Собственно, он вышел на улицу без определенной цели, просто проветриться. Погруженный в работу, он несколько дней и носа из дома не высовывал. Только-только закончил новую повесть, как говорится, «исполнен долг». Оставалось только придумать название, что и было предметом его мучений. Найти название повести посложней, чем дать имя ребенку. Пока он обдумывал вариант «Последнее доказательство». И звучит загадочно, и для повести в самый раз. Писание иногда давалось ему с трудом, и сейчас он ощущал огромную усталость и опустошенность. И не только сам чувствовал, но и окружающие намекали на это. Взять хотя бы его соседа Сафьяра, считающего себя знатоком литературы, тот так прямо в лицо и сказал: «Что-то ты совсем исхудал, поэт, небось, уж новый роман готов». Любил Сафьяр напустить на себя этакую снисходительность, и каждого, кто хоть немного умел писать, величал поэтом… Но писатель чувствовал, что романа, которого ждет от него Сафьяр, ему сейчас не осилить, и собирался взяться за что-нибудь попроще - написать, скажем, рассказ. Впрочем, рассказ, хоть и невелик по содержанию, однако труда требует не меньшего. Бывает, как ни старайся, пары фраз из себя не выжмешь. В такие дни, когда не писалось, точнее, не получалось, он мучился, твердя себе, что никакой он не писатель. Метался по квартире, не находя себе места, тосковал…
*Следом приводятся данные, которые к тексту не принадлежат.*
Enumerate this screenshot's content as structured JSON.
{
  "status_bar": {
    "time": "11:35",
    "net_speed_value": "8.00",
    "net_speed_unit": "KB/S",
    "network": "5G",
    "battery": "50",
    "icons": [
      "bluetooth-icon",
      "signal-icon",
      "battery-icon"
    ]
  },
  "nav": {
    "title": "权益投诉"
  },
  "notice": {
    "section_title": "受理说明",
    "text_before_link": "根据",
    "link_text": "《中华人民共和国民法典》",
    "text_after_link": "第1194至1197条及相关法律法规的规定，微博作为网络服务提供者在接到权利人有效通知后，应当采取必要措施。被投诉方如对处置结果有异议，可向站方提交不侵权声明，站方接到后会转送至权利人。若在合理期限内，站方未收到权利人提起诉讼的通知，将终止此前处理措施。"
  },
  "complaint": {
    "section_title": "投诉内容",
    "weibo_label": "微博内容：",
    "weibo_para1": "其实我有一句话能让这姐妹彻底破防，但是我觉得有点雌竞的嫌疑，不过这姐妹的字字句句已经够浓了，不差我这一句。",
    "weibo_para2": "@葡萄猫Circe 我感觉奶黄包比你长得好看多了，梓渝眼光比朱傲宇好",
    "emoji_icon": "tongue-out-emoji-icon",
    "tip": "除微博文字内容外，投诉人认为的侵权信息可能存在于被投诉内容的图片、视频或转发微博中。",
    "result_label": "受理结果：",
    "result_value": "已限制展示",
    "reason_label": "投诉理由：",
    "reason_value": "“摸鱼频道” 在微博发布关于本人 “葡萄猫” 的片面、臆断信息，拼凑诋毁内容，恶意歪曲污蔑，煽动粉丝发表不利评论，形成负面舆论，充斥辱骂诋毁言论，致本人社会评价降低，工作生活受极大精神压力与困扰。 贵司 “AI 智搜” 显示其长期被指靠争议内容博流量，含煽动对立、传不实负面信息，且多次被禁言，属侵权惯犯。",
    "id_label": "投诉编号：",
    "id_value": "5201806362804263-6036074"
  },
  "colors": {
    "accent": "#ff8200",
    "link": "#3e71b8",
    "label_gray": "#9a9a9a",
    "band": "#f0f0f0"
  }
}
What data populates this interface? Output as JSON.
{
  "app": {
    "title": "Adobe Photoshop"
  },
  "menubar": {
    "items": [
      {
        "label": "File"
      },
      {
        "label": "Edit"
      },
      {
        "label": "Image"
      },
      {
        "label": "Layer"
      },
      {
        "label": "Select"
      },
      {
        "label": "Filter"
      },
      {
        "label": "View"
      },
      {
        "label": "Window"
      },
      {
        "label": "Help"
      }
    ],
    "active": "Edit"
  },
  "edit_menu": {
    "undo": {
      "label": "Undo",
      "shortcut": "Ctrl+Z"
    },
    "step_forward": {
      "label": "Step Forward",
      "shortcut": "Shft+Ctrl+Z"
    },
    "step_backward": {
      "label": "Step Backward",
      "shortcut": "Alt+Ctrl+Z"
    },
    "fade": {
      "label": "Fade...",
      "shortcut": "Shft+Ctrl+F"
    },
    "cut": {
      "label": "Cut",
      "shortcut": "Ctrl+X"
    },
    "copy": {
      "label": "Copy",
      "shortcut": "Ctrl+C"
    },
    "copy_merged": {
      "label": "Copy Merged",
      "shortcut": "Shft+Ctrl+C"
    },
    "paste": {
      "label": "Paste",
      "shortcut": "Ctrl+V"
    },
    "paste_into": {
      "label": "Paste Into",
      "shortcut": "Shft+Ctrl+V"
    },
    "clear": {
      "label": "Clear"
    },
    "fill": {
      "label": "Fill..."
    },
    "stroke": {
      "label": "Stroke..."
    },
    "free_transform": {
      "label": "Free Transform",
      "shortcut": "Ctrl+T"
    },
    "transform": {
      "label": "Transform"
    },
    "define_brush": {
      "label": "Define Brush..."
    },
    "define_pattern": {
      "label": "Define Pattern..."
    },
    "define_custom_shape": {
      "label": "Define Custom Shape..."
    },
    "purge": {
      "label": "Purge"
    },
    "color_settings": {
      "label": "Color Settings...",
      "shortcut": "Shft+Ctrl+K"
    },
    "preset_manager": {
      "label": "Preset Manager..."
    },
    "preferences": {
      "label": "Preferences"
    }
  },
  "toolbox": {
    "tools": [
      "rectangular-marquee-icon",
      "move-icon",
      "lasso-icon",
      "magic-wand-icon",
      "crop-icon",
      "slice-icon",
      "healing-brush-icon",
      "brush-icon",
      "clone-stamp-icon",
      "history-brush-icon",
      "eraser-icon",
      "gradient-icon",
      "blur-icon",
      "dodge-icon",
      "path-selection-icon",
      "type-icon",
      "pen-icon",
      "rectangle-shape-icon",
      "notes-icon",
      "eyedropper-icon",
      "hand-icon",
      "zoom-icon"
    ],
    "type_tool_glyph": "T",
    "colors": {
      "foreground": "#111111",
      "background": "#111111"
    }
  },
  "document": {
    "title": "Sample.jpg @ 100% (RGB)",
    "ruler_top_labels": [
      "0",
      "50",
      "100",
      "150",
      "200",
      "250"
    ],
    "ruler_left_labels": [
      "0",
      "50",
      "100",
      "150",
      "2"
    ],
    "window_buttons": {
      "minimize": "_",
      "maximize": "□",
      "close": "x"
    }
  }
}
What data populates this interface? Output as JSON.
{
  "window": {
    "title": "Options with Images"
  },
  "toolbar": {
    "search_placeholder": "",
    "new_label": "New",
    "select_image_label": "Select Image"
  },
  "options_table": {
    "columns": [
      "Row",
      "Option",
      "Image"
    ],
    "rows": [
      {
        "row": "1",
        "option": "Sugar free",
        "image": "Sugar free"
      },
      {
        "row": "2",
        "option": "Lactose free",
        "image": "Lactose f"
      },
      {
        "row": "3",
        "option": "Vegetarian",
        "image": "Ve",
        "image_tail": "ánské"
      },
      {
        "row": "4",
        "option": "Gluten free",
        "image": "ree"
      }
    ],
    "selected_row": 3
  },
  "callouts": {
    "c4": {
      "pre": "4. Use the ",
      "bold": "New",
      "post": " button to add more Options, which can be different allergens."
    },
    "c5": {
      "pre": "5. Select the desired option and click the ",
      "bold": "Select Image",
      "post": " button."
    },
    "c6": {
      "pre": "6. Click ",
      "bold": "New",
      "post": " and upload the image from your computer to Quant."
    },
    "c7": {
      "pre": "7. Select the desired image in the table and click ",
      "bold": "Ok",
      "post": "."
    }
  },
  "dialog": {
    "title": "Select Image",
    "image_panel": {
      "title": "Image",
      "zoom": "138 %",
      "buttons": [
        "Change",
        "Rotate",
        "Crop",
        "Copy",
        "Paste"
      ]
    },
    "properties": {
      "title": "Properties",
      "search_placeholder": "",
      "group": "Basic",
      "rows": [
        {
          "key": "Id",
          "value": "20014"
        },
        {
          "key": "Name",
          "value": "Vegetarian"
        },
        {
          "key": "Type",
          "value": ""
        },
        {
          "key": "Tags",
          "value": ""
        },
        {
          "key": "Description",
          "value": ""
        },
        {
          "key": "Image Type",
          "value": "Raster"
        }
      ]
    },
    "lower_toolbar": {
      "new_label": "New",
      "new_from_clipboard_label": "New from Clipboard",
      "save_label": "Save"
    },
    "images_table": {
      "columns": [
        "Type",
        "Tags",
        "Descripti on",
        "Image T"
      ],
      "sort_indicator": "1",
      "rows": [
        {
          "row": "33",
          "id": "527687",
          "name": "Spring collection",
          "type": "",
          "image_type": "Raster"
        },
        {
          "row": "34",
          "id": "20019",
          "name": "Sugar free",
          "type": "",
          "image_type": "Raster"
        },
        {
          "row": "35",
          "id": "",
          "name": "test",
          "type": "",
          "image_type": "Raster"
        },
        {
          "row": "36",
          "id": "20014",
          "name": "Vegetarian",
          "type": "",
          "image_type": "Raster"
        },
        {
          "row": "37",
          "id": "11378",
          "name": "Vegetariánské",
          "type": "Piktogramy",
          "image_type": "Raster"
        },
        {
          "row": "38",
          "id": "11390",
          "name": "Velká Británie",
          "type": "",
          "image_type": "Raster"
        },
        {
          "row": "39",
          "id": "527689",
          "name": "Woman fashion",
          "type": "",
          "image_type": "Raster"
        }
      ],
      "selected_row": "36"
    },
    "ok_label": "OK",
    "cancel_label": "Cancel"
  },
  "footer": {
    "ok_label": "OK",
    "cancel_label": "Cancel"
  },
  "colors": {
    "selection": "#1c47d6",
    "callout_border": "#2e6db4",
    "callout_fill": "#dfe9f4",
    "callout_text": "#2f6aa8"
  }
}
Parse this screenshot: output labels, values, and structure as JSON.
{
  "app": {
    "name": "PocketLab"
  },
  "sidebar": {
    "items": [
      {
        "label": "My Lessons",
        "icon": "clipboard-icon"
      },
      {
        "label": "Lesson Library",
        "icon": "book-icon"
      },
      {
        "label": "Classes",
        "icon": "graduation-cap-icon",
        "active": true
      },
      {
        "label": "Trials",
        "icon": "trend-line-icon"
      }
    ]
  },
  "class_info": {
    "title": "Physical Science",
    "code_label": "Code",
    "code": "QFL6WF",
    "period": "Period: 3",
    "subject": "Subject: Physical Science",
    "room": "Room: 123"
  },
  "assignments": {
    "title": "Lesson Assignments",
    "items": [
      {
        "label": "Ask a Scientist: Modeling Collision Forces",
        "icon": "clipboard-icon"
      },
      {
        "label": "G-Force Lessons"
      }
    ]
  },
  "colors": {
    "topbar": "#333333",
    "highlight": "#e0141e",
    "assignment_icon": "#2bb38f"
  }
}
Когда он выходил из дома, ветер бушевал не так яростно. Не столько дул, сколько выл. Но тут уж никуда не денешься, какой же ветер без завываний. А по сколько раз на дню он меняет направление: то в эту сторону подует, то – в другую. Но разве мало людей, переменчивых, как бакинский ветер. Неплохое сравнение. Когда-то, очень давно именно эти слова он подхватил, кажется, из уст какого-то мужчины в трамвае. Ох, уж эти трамвайные разговоры, это не то, что в автобусах. Ему частенько вспоминаются дни, когда по городу ездили трамваи…

Немного усилия, и можно бы, конечно, двигаться побыстрей, преодолевая порывы ветра, но кому это надо? Писатель поднял голову, чтобы случайно не столкнуться с прохожими, и только теперь обнаружил, что темный силуэт, за которым шел, принадлежит длинноволосой девушке. «Теряю былую сноровку», - усмехнулся он. Ему вдруг подумалось, что идет он не по собственной воле, а девушка ведет его, выбирая, в какую сторону им идти, он же плетется за ней покорно, как ягненок. И еще писателя удивило, что одета девушка явно не по погоде, в легкое клетчатое платье.

Так и кружили они по улицам: девушка, он и ветер. Узкие улицы кромсали порывы ветра на мелкие куски. На каждой улочке, в каждом переулке, тупике хозяйничал свой ветер, не похожий на тот, что дует на соседней улице. Так же отличаются друг от друга и жители тех улочек. Может, не случайно люди говорят: «В городе дуют ветры», а не «ветер». И дают этим ветрам странные названия - «Белый ветер», «Черный ветер».

Он напряг зрение, пытаясь уловить цвет ветра, но это ему не удалось. Да и что тут увидишь, у ветров нет цвета, они прозрачны, как вода. И названия они, наверное, получили не из-за цвета своего, а по каким-то другим признакам… «Чтоб тебя унес Черный ветер, Мовсумов ублюдок!», - проклинала сельская дурочка - Тронутая Сариш - ребятишек, швыряющих в нее камни. Других проклятий она не знала. «Мовсумовыми ублюдками» Сариш называла всех подряд, а поскольку в деревне не было человека с таким именем, то оставалось только гадать, откуда Сариш взяла его. «Да хранит нас Аллах от Белого ветра», - молила, воздев лицо к небесам, бригадир зерноводов Новресте. Белый ветер был помягче, не так суров и угрюм, как Черный. И дул он как-то игриво, никогда нельзя было точно определить его направление. Однако хоть и был он светлым, но добра от него ждать не приходилось. Белый ветер высушивал пахоты в Арпа-дере, губил посевы, под его казавшимися ласковыми порывами земля трескалась, покрывалась морщинами… Когда дул Белый ветер, никто не растапливал тендеров, печей, потому что его порывы загоняли дым обратно и душили огонь…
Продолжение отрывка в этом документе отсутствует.